En los corrillos de expertos en América Latina impera la convicción de que Colombia cuenta con una infraestructura institucional sólida y firme que es capaz de resistir cualquier prueba de esfuerzo. Los que así opinan basan su criterio en el hecho de que la democracia Colombiana continuó su curso en 1947 luego de la rebelión de la sociedad civil en protesta por el asesinato de Jorge Eliecer Gaitan, líder indiscutible del pueblo. Otras pruebas de solidez institucional que aportan son la transición de democracia a dictadura (y el retorno a la democracia en el periodo 1953-1958), y desde luego la alternancia democrática que ha existido desde entonces.
El país también resiste los embates de la presencia del crimen organizado transnacional que ocupa su territorio y condiciona muchas de las políticas públicas.
Y si bien es vox populi que las ruedas del sistema se mueven con el lubricante de la corrupción, hasta ahora no se había producido un evento en que altos personeros del gobierno señalaran de manera pública, no solo a sus colegas, sino al propio ocupante del Palacio de Nariño, de estar incursos en prácticas corruptas tipificadas como delito por las leyes colombianas y por los tratados internacionales.
De allí que las querellas telefónicas del ex jefe de gabinete de Gustavo Petro, Armando Benedetti, y Laura Sarabia, representen una escalada que puede resentir los cimientos del marco institucional colombiano.
En efecto, este stress test destruye la narrativa sobre la cual cabalgó la victoria de Gustavo Petro en las elecciones de 2022. Esa narrativa promovía la elección de una fuerza política distinta a las que habían conducido a Colombia desde 1958 y cuyo atributo diferenciador es la honestidad personal y fiduciaria. Pero las conversaciones revelan una agrupación política totalmente carcomida por la corrupción y el pillaje. Para los seguidores de Petro esto es demoledor. Algunos de ellos no perdonarán la ofensa, otros creerán que se trata de una operación de desprestigio montada por el establishment político colombiano. En ambos casos se hará presente un sentimiento de anomia política que puede dar origen a fuertes protestas. Solo el propio Petro puede encauzar este río. La pregunta que surge es: ¿tendrá suficientes reservas de credibilidad para darle un vuelco a la situación?

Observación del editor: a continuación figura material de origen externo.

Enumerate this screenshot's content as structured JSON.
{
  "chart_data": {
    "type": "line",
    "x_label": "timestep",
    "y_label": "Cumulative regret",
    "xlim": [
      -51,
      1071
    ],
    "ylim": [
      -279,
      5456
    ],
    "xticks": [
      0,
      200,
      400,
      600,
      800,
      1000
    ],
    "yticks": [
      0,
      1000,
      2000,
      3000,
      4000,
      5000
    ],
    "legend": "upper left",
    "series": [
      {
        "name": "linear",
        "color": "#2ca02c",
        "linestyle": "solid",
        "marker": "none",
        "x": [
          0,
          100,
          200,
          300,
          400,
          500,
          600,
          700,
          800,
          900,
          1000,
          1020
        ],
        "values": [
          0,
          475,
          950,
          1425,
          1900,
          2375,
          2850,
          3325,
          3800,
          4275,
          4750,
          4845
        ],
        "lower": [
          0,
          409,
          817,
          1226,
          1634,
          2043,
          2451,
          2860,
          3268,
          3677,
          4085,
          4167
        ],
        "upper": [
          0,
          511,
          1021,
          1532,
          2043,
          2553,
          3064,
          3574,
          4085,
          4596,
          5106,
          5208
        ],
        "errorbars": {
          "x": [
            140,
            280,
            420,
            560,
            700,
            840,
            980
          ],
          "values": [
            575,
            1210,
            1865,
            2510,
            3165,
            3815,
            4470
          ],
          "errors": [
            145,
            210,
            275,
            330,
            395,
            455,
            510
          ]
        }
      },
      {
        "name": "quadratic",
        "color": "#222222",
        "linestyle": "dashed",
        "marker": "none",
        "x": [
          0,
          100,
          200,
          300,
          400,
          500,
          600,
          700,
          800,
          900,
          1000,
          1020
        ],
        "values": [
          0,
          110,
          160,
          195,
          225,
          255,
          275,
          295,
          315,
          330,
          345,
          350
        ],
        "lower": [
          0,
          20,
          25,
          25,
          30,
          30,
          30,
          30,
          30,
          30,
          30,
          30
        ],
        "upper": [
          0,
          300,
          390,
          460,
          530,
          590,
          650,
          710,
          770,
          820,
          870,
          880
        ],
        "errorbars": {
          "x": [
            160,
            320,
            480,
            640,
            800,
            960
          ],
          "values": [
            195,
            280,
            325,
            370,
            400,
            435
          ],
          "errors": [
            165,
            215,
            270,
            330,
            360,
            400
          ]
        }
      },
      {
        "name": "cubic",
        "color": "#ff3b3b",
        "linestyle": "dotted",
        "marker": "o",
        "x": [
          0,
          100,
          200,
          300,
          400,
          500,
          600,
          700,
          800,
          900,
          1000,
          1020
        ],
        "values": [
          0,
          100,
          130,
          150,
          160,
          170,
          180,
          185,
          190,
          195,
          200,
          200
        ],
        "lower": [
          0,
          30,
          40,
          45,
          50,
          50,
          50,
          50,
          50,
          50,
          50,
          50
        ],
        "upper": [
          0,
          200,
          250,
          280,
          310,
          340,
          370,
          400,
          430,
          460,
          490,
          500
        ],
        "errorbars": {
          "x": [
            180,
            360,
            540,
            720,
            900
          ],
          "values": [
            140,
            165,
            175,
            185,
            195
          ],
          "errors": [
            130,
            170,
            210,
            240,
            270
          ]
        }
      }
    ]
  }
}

En segundo lugar, y no con menos significación, está el impacto del suceso sobre el sistema de justicia colombiano. Las conversaciones telefónicas sostenidas entre Benedetti y Sarabia son prueba de comisión de delitos de ambos y por tanto debería algún fiscal estar a estas alturas iniciando una investigación criminal contra ambos. Igual suerte deben correr los que intervinieron las llamadas telefónicas y los señalados como fichas de trasiego del dinero proveniente de Venezuela y de otras fuentes igual de villanas para la campaña electoral del hoy presidente Gustavo Petro. Pero lo más probable es que una investigación de este tipo revele que Venezuela y otras fuentes oscuras no solo han financiado a Petro sino a otros políticos colombianos. De manera que el episodio podría seguir el guión de la operación Lava Jato en Brasil, donde salieron a relucir todos los vínculos de corrupción entre los capitanes de industria y los dirigentes políticos de esa nación. La consecuencia obvia será la deslegitimación pública del sistema. Si la sociedad civil reacciona ante esto rechazando la democracia y prefiriendo el autoritarismo, terminaría escogiendo una opción no democrática como salida a este terremoto político.
Ni hablar de las apetencias de poder que se desatan cuando un líder sufre los embates de la desgracia política. La señora Márquez y su base de apoyo político que se identifica con la revolución cubana deberá estar calentando el brazo, como se dice en béisbol.
Todavía hay mucha evidencia por procesar pero, tal y como está hoy la situación, esta prueba de esfuerzo podría resentir las bases de la democracia colombiana y barajar la composición del establecimiento político de esa nación que curiosamente se ha mantenido por dos siglos.